Athenæ Oxonienses. The History of Oxford Writers. Vol. 1, p. 494
Robert Hayman
, a Devonian born, was entred a Sojourner of Exeter coll. while he was very young, an. 1590, where being noted for his ingenuity and pregnant parts, became valued by several persons who were afterwards eminent; among whom were Will. Noy, Arth. Duck his kinsman, Will. and George Hakewill, Tho. Winniff, Rob. Vilvaine, Sim. Baskervile, &c. all of that House, Will. Vaughan of Jesus coll. Charles Fitzgeffry of Broadgates, &c. Afterwards he retired to Lincolns Inn without the honour of a degree, studied for a time the municipal Law, but his Genie being well known to be poetical, fell into acquaintance with, and received encouragement to proceed in his studies from, Mich. Drayton, Ben. Johnson, John Owen the Epigrammatist, George Wither the puritanical Satyrist, John Vicars of Ch. Ch. Hospital, &c. and at length writing several specimens of his wit, which I think are quite lost, had, tho phantastical, the general vogue of a poet. After he had left Linc.
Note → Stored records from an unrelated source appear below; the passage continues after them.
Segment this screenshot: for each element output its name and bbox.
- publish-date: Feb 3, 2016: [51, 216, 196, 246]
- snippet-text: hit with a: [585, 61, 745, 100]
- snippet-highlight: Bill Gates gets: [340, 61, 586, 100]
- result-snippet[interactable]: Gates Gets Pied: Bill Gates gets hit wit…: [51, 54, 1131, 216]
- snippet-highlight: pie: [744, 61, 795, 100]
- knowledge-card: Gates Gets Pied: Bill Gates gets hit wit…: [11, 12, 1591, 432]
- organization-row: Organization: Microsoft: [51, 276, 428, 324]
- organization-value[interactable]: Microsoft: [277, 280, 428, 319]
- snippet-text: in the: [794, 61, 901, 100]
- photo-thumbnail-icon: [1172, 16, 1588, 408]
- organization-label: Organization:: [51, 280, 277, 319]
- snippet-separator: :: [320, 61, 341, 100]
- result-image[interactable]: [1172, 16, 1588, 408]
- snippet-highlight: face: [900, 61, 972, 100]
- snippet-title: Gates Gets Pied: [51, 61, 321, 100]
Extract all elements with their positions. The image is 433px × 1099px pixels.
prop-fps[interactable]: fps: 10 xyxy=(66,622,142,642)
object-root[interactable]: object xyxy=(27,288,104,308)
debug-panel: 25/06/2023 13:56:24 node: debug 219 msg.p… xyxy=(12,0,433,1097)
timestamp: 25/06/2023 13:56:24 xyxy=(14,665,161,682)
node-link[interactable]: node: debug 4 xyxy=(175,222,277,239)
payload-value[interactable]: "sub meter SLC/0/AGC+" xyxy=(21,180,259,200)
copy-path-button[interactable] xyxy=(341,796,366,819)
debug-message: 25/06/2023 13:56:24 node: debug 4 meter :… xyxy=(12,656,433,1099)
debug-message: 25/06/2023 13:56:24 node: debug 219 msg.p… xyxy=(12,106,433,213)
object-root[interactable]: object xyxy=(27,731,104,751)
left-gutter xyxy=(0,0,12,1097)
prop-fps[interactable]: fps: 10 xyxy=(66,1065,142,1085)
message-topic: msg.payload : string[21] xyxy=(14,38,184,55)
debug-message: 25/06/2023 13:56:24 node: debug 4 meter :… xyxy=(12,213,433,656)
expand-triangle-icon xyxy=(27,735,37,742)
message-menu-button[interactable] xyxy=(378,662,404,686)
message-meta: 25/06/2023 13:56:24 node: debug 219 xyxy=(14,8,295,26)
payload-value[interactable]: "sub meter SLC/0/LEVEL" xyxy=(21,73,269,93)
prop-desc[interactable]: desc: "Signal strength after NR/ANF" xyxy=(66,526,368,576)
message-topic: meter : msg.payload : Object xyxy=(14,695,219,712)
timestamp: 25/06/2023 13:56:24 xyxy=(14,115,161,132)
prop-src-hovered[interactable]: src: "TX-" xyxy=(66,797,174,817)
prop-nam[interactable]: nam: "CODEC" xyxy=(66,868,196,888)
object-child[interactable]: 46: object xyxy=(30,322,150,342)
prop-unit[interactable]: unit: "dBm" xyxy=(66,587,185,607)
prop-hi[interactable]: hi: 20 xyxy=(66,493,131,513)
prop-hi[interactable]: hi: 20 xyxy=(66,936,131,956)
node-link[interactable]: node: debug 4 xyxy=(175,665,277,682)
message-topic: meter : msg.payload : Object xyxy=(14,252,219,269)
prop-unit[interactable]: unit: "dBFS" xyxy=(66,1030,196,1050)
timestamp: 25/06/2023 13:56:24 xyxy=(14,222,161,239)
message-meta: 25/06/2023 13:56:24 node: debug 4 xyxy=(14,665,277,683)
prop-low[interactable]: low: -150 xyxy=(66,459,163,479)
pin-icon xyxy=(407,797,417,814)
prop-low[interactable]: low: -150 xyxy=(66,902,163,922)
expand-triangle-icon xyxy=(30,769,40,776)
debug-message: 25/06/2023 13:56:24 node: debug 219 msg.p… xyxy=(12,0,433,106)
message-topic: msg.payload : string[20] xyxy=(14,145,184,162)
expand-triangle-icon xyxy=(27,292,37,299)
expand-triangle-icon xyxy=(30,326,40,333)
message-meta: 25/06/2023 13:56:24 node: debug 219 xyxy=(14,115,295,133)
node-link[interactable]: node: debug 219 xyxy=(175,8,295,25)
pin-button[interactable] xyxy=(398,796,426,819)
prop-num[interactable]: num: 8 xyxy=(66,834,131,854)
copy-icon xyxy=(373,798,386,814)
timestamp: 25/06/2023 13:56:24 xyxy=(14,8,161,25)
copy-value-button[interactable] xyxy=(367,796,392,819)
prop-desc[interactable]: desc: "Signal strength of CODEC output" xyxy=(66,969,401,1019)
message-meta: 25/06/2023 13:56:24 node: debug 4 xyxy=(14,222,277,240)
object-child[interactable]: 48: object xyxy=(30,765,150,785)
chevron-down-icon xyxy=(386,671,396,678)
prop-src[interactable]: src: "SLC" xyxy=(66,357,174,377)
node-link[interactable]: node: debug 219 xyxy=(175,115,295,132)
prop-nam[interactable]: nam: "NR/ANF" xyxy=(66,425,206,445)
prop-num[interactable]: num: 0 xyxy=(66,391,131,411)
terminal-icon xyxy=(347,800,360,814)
Inn and had arrived toward the fortieth year of his age he was made Governour of the plantation of Harbor-Grace in Bristol-hope in Britaniola, anciently called New found-land, where, after some time of residence, he did, at spare hours, write and translate, these matters following.
Quodlibets, lately come over from New Britaniola, antiently called New-found-land.
Epigrams, and other small parcels, both moral and divine. —These two, divided into four books, were printed at London 1628. in qu. the author of them being then there. He also translated from Lat. into English verse, Several sententious epigrams and witty sayings out of sundry authors both ancient and modern, (especially many of the epigrams of Joh. Owen.) Lond. 1628. qu. As also from French into English, The two railing Epistles of the witty Doctor Francis Rablais. On the 17. of Nov. in 1628. he being then bound to Guiane in America to settle a Plantation there, made his Will, a copy of which I have (a)(a) In the Will-Office near to S. Pauls Cath. in reg. Russel, part. 1. seen, wherein he desires to be buried where he dies. 1632 On the 24. of January in sixteen hundred thirty and two, issued out a Commission from the Prerog. Court of Canterbury to a certain person, who had moneys owing to him by Hayman, to administer the goods, debts, chattels, &c. of him the said Rob. Hayman, lately deceased. So that I suppose he died beyond the Seas that year, aged 49. or thereabouts.